La Cassazione, con sentenza nr. 14643 dello scorso 11 giugno, torna a pronunciarsi in tema di mobbing e licenziamento, affermando che è illegittimo il licenziamento del dipendente per il superamento del periodo di comporto se, la malattia del lavoratore dipende dal mobbing subito.
La lavoratrice ricorreva in giudizio avverso il licenziamento intimato per per superamento del periodo di comporto, sostenendo che il lungo periodo di malattia ( stati depressivi, ansie e attacchi di panico)fosse dovuto da demansionamento illegittimo e altri comportamenti mobbizzanti da parte del datore di lavoro.

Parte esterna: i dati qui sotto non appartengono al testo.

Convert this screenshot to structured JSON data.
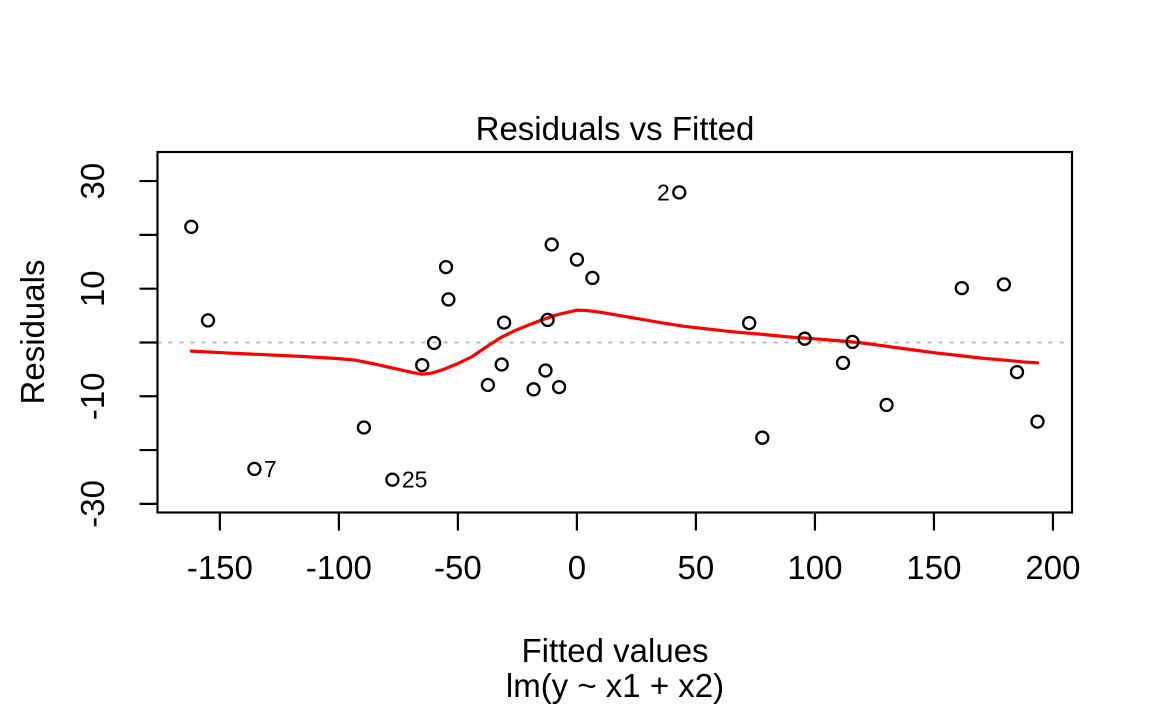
{
  "chart_data": {
    "type": "scatter",
    "title": "Residuals vs Fitted",
    "xlabel": "Fitted values",
    "xlabel_sub": "lm(y ~ x1 + x2)",
    "ylabel": "Residuals",
    "xlim": [
      -176.2,
      208.0
    ],
    "ylim": [
      -31.6,
      35.4
    ],
    "grid": "off",
    "legend": "none",
    "x_ticks": [
      {
        "v": -150,
        "label": "-150"
      },
      {
        "v": -100,
        "label": "-100"
      },
      {
        "v": -50,
        "label": "-50"
      },
      {
        "v": 0,
        "label": "0"
      },
      {
        "v": 50,
        "label": "50"
      },
      {
        "v": 100,
        "label": "100"
      },
      {
        "v": 150,
        "label": "150"
      },
      {
        "v": 200,
        "label": "200"
      }
    ],
    "y_ticks": [
      {
        "v": -30,
        "label": "-30"
      },
      {
        "v": -20,
        "label": ""
      },
      {
        "v": -10,
        "label": "-10"
      },
      {
        "v": 0,
        "label": ""
      },
      {
        "v": 10,
        "label": "10"
      },
      {
        "v": 20,
        "label": ""
      },
      {
        "v": 30,
        "label": "30"
      }
    ],
    "reference_line_y": 0,
    "points": [
      {
        "x": -162.0,
        "y": 21.5
      },
      {
        "x": -155.0,
        "y": 4.1
      },
      {
        "x": -135.5,
        "y": -23.5,
        "label": "7",
        "side": "right"
      },
      {
        "x": -89.5,
        "y": -15.8
      },
      {
        "x": -77.5,
        "y": -25.5,
        "label": "25",
        "side": "right"
      },
      {
        "x": -65.0,
        "y": -4.2
      },
      {
        "x": -60.0,
        "y": -0.1
      },
      {
        "x": -55.0,
        "y": 14.0
      },
      {
        "x": -54.0,
        "y": 8.0
      },
      {
        "x": -37.4,
        "y": -7.9
      },
      {
        "x": -31.6,
        "y": -4.1
      },
      {
        "x": -30.6,
        "y": 3.7
      },
      {
        "x": -18.2,
        "y": -8.7
      },
      {
        "x": -13.2,
        "y": -5.2
      },
      {
        "x": -12.3,
        "y": 4.2
      },
      {
        "x": -10.6,
        "y": 18.2
      },
      {
        "x": -7.5,
        "y": -8.3
      },
      {
        "x": 0.0,
        "y": 15.4
      },
      {
        "x": 6.5,
        "y": 12.0
      },
      {
        "x": 43.0,
        "y": 27.9,
        "label": "2",
        "side": "left"
      },
      {
        "x": 72.4,
        "y": 3.6
      },
      {
        "x": 77.9,
        "y": -17.7
      },
      {
        "x": 95.7,
        "y": 0.7
      },
      {
        "x": 111.8,
        "y": -3.8
      },
      {
        "x": 115.8,
        "y": 0.1
      },
      {
        "x": 130.1,
        "y": -11.6
      },
      {
        "x": 161.7,
        "y": 10.1
      },
      {
        "x": 179.4,
        "y": 10.8
      },
      {
        "x": 184.9,
        "y": -5.5
      },
      {
        "x": 193.5,
        "y": -14.7
      }
    ],
    "smooth_line": [
      [
        -162,
        -1.6
      ],
      [
        -145,
        -2.0
      ],
      [
        -130,
        -2.3
      ],
      [
        -115,
        -2.6
      ],
      [
        -100,
        -3.0
      ],
      [
        -93,
        -3.3
      ],
      [
        -85,
        -4.0
      ],
      [
        -76,
        -4.9
      ],
      [
        -69,
        -5.6
      ],
      [
        -65,
        -5.9
      ],
      [
        -61,
        -5.7
      ],
      [
        -56,
        -5.0
      ],
      [
        -50,
        -3.9
      ],
      [
        -44,
        -2.6
      ],
      [
        -38,
        -0.8
      ],
      [
        -32,
        0.9
      ],
      [
        -26,
        2.2
      ],
      [
        -20,
        3.3
      ],
      [
        -14,
        4.3
      ],
      [
        -8,
        5.2
      ],
      [
        -3,
        5.7
      ],
      [
        0,
        6.0
      ],
      [
        4,
        5.95
      ],
      [
        10,
        5.6
      ],
      [
        18,
        5.0
      ],
      [
        26,
        4.4
      ],
      [
        35,
        3.7
      ],
      [
        45,
        3.0
      ],
      [
        55,
        2.5
      ],
      [
        65,
        2.0
      ],
      [
        78,
        1.5
      ],
      [
        90,
        1.0
      ],
      [
        102,
        0.6
      ],
      [
        112,
        0.25
      ],
      [
        120,
        -0.1
      ],
      [
        130,
        -0.7
      ],
      [
        140,
        -1.3
      ],
      [
        150,
        -1.9
      ],
      [
        160,
        -2.4
      ],
      [
        170,
        -2.9
      ],
      [
        180,
        -3.3
      ],
      [
        187,
        -3.6
      ],
      [
        193.5,
        -3.8
      ]
    ],
    "colors": {
      "background": "#FFFFFF",
      "points": "#000000",
      "smooth_line": "#FF0000",
      "reference_line": "#B3B3B3",
      "axis": "#000000",
      "text": "#000000"
    }
  }
}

Il tribunale di primo grado, accoglieva le richieste della lavoratrice dichiarando illegittimo il licenziamento, ordinando la reintegra oltre al risarcimento dei danni subiti. La corte d’appello, confermava in parte la sentenza di primo grado (affermando la responsabilità dell’azienda nella lesione della salute della dipendente), modificandola solo nella parte relativa all’importo del risarcimento. La società ricorreva dunque in cassazione.

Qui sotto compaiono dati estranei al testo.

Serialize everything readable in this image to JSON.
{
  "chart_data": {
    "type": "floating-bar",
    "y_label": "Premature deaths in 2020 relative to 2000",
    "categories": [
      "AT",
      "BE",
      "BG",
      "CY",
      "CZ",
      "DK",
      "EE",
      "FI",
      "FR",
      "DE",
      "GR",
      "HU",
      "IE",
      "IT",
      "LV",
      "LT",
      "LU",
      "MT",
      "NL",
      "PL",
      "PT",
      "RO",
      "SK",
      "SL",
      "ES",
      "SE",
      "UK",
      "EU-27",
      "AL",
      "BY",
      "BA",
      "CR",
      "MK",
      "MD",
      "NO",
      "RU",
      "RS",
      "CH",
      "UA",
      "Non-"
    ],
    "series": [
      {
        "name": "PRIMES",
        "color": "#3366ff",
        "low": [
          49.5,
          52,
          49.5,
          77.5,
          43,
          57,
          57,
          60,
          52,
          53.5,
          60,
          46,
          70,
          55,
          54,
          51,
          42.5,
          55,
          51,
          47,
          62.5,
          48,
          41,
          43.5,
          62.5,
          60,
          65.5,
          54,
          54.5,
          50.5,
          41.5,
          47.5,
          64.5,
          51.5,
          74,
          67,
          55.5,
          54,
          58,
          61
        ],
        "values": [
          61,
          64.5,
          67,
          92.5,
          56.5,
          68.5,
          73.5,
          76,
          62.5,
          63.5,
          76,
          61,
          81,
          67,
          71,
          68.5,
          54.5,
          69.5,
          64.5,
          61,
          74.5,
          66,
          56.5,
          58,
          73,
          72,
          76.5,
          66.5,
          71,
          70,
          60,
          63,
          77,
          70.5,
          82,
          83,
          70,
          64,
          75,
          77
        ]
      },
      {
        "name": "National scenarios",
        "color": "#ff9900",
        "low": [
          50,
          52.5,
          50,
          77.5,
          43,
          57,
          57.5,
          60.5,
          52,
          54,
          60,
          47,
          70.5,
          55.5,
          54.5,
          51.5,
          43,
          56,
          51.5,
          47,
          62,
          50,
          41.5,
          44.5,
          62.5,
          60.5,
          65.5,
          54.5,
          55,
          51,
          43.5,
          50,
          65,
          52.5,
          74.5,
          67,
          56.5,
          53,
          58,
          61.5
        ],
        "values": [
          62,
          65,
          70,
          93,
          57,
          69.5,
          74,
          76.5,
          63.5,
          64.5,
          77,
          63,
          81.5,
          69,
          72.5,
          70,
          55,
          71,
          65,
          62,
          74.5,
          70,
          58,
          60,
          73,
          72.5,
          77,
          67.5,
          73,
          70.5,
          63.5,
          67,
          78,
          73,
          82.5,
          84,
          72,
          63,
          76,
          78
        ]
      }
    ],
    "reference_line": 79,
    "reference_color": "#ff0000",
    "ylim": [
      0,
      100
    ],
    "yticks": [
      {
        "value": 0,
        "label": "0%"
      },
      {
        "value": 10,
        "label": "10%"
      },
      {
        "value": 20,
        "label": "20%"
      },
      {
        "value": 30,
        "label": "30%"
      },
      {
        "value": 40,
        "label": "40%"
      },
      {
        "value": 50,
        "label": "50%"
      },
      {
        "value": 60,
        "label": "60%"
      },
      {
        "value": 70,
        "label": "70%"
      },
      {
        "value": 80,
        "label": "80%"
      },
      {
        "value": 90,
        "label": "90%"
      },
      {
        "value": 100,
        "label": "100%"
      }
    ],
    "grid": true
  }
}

Gli Ermellini confermano quanto già acclarato nei precedenti grafi di giudizio ossia, che “le assenze per malattia della dipendente fossero dovute all’illegittimo e discriminatorio comportamento datoriale e che quindi, non fossero da computare al fine del periodo di comporto”.
La Suprema Corte richiamando la sentenza nr. 3785/2009 ribadisce il concetto di mobbing quale “condotta del datore di lavoro o del superiore gerarchico, sistematica e protratta bel tempo, tenuta nei confronti del lavoratore nell’ambiente di lavoro, che si risolve in sistematici e reiterati comportamenti ostili che finiscono per assumere forme di prevaricazione o di persecuzione psicologica, da cui può conseguire la mortificazione morale e l’emarginazione del dipendente, con effetto lesivo del suo equilibrio fisio – psichico e del complesso della sua personalità….”.
Ai fini della configurabilità della condotta lesiva del datore di lavoro pertanto, sono rilevanti: a) la molteplicità di comportamenti di carattere persecutorio, illeciti o anche leciti se considerati singolarmente, che siano stati posti in essere in modo miratamente sistematico e prolungato contro il dipendente con intento vessatorio; b) l’evento lesivo della salute o della personalità del dipendente; c) il nesso eziologico tra la condotta del datore o del superiore gerarchico e il pregiudizio all’integrità psico – fisica del lavoratore; d) la prova dell’elemento soggettivo, cioè dell’intento persecutorio.
Sulla base di queste linee guida, gli Ermellini ritengono che il caso di specie configuri una pratica di mobbing, poichè, l’atteggiamento tenuto dal responsabile alle vendite nei confronti della lavoratrice “un vero e proprio svuotamento di mansioni al fine di rendere la vita impossibile alla dipendente e costringerla alle dimissioni”. Pertanto, la lunga assenza per malattia della dipendente dovuta all’illegittimo e discriminatorio comportamento datoriale non è da computare ai fini del periodo di comporto; di conseguenza, il licenziamento è da ritenersi illegittimo.